West Coast Clean Transit Corridor would create jobs, reduce greenhouse gas emissions from freight transportation, and help eliminate health-harming diesel emissions from trucks.
Electric utilities in three West Coast states, including SDG&E, have announced the results of a study that could lead to significant reductions of pollution from freight transportation up and down the Pacific Coast and create jobs in an economy hit hard by COVID-19.
The West Coast Clean Transit Corridor Initiative, a study commissioned by a collaboration among nine electric utilities and two agencies representing more than two dozen municipal utilities, recommends adding electric vehicle charging for freight haulers and delivery trucks at 50-mile intervals along Interstate 5 and adjoining highways.
Other initiative sponsors of the study are Los Angeles Department of Water & Power, Northern California Power Agency, Pacific Gas and Electric Company, Pacific Power, Portland General Electric, Puget Sound Energy, Sacramento Municipal Utility District, Seattle City Light and Southern California Public Power Authority. HDR completed the study.
The study’s final report proposes a phased approach for electrifying the I-5 corridor. The first phase would involve installing 27 charging sites along I-5 at 50-mile intervals for medium-duty electric vehicles, such as delivery vans, by 2025. Later, 14 of the 27 charging sites would be expanded to also accommodate charging for electric big rigs by 2030, when it is estimated that 8% of all trucks on the road in California could be electric.
Of the 27 proposed sites, 16 are in California, five are in Oregon and six are in Washington. An additional 41 sites on other highways that connect to I-5 are being proposed for electrification. Those highways include Interstates 8, 10, 80, 210 and 710 and state routes 60 and 99 in California; I-84 in Oregon and I-90 in Washington.
The report recommends expanding state, federal or private programs that provide funding for electrification, which could further accelerate electric truck adoption and expand economic opportunities associated with building sites. Several utilities in California, including SDG&E, have programs aimed at supporting the adoption of electric trucks, but more support will be needed to reach electrification levels identified in the study and to meet state climate goals.
Fleet operators surveyed as part of the study identified that access to public charging would accelerate deployment of electric vehicles because their trucks could use public sites to support their operations.

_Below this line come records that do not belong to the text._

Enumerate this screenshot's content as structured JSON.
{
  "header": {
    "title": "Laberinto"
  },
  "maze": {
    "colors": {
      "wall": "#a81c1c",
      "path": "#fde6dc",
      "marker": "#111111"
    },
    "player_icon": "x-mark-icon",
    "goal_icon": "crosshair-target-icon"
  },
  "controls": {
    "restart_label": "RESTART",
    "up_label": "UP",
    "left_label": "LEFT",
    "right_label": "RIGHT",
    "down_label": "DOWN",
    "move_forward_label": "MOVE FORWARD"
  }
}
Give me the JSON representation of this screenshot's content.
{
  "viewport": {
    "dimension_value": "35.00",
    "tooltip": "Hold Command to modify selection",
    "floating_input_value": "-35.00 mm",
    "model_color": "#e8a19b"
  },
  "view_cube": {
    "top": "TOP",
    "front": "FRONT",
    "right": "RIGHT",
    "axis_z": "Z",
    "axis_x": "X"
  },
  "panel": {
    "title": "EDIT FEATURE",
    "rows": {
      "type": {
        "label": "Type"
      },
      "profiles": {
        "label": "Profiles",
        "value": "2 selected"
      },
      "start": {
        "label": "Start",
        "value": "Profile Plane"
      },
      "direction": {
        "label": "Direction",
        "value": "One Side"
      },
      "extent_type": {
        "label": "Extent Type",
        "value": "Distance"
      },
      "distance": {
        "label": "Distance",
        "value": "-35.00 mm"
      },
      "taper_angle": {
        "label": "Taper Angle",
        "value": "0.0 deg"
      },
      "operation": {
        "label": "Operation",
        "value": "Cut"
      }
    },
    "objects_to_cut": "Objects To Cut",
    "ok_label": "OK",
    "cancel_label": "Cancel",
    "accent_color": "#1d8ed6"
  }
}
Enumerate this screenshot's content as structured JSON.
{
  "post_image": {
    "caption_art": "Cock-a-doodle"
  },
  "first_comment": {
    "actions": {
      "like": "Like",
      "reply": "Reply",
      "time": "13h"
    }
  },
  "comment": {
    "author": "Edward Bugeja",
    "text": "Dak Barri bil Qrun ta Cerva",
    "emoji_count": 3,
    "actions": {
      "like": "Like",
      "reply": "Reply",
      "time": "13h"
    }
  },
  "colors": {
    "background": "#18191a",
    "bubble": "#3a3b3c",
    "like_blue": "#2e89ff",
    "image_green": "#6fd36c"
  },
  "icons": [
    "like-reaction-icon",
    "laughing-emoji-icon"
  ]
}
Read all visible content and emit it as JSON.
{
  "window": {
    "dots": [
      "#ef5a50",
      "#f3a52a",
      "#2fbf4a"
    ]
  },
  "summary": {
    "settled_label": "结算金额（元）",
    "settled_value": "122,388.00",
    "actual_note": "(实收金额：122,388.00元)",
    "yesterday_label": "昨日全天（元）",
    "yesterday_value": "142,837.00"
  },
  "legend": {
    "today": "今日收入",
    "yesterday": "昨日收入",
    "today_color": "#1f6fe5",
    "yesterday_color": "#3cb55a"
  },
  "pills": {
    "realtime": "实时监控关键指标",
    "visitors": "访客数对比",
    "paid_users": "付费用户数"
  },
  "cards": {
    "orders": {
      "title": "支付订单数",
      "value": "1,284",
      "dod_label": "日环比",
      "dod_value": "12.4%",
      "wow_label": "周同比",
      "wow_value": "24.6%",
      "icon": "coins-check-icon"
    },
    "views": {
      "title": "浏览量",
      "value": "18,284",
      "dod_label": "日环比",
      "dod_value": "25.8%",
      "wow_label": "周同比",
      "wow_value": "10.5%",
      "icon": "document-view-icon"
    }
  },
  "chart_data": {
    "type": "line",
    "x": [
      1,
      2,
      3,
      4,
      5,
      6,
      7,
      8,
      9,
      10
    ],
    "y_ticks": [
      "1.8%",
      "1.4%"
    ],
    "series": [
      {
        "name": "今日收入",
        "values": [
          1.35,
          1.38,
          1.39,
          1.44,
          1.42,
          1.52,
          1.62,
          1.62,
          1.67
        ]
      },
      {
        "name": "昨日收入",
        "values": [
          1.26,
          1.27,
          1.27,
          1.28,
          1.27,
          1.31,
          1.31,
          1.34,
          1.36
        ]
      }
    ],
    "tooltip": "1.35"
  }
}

Data shows that people who live near truck-traffic corridors experience higher rates of asthma, lung and heart disease and chronic bronchitis due largely to breathing toxic vehicle emissions, specifically diesel particulate matter. A recent study also indicates that increases in particulate pollution is associated with higher death rates among COVID-19 patients.
In California, the transportation sector accounts for nearly 80% of the state’s air pollution and more than 40% of all greenhouse gas emissions. Washington and Oregon face similar environmental challenges, transportation being the largest contributor to air pollution and greenhouse gas emissions in those states as well.